I. David Wheat is Emeritus Professor of System Dynamics at the University of Bergen in Norway, Professor of Economic Dynamics at the National University of Kyiv-Mohyla Academy in Ukraine, Professor of Economics at Virginia Western Community College in the United States, and retired Professor of Financial Economics at ISM University of Management and Economics in Lithuania. Currently, he teaches macroeconomic modeling and economic dynamics to graduate students in Norway and Ukraine, as well as macroeconomics to undergraduates in the United States. For many years, he taught courses in policy implementation and system dynamics modeling in Norway and monetary policy in Lithuania.

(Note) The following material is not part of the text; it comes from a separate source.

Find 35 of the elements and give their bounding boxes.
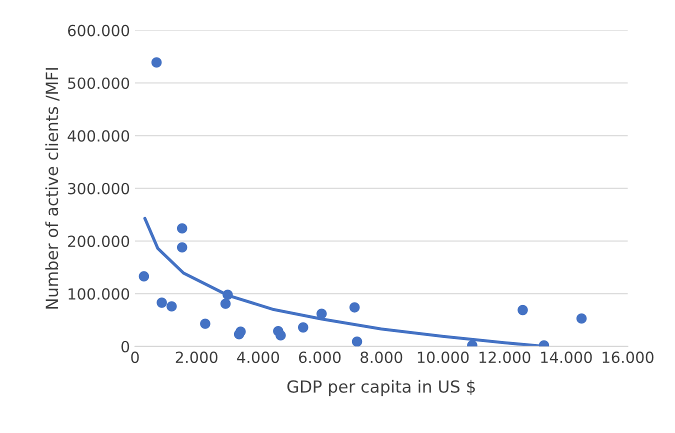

Since the 1990s, students in the United States have been using simplified versions of his MacroLab model to learn macroeconomics. This book was written to complement student use of the current version, which is accessible online with most Internet browsers. He is also a co-editor of Feedback Dynamics: Economic Modeling with System Dynamics (Springer 2021).
His research specialty is simulation modeling of macroeconomic structure, behavior, and policy. His projects include collaboration with Ukrainian economists to build dynamic modeling capacity at national universities in Kyiv and Lviv, a system dynamics version of the central bank’s monetary policy model, and an economic recovery policy model for post-war Ukraine. He also worked with economists at Lithuania’s central bank to develop a multi-industry system dynamics model of price dynamics in Europe.
Wheat is past president of the economics chapter of the International System Dynamics Society, and he has given more than thirty international guest lectures. He served as Associate Editor of the System Dynamics Review and on the Advisory Board of the International Journal of Pluralism and Economics Education. For three decades, he was president of Wheat Resources Inc, a consulting firm serving business and government clients. His current firm, Praktika LLC, specializes in coaching others to build useful models. He received his PhD in system dynamics at the University of Bergen, his master’s degree in public policy at Harvard University, and his bachelor’s degree in government and mathematics at Texas Tech University. During the 1970s, he served at the White House as staff assistant to the President of the United States.
In a previous life, he and his young family lived in the Blue Ridge Mountains of Virginia, where they built a barn and raised goats and chickens, and he coached back-to-back state championship teams in high school girls’ basketball. After two decades in Norway, he and his wife returned to Virginia and settled in Charlottesville, near Washington, D.C. She is trying to teach him to spell retirement.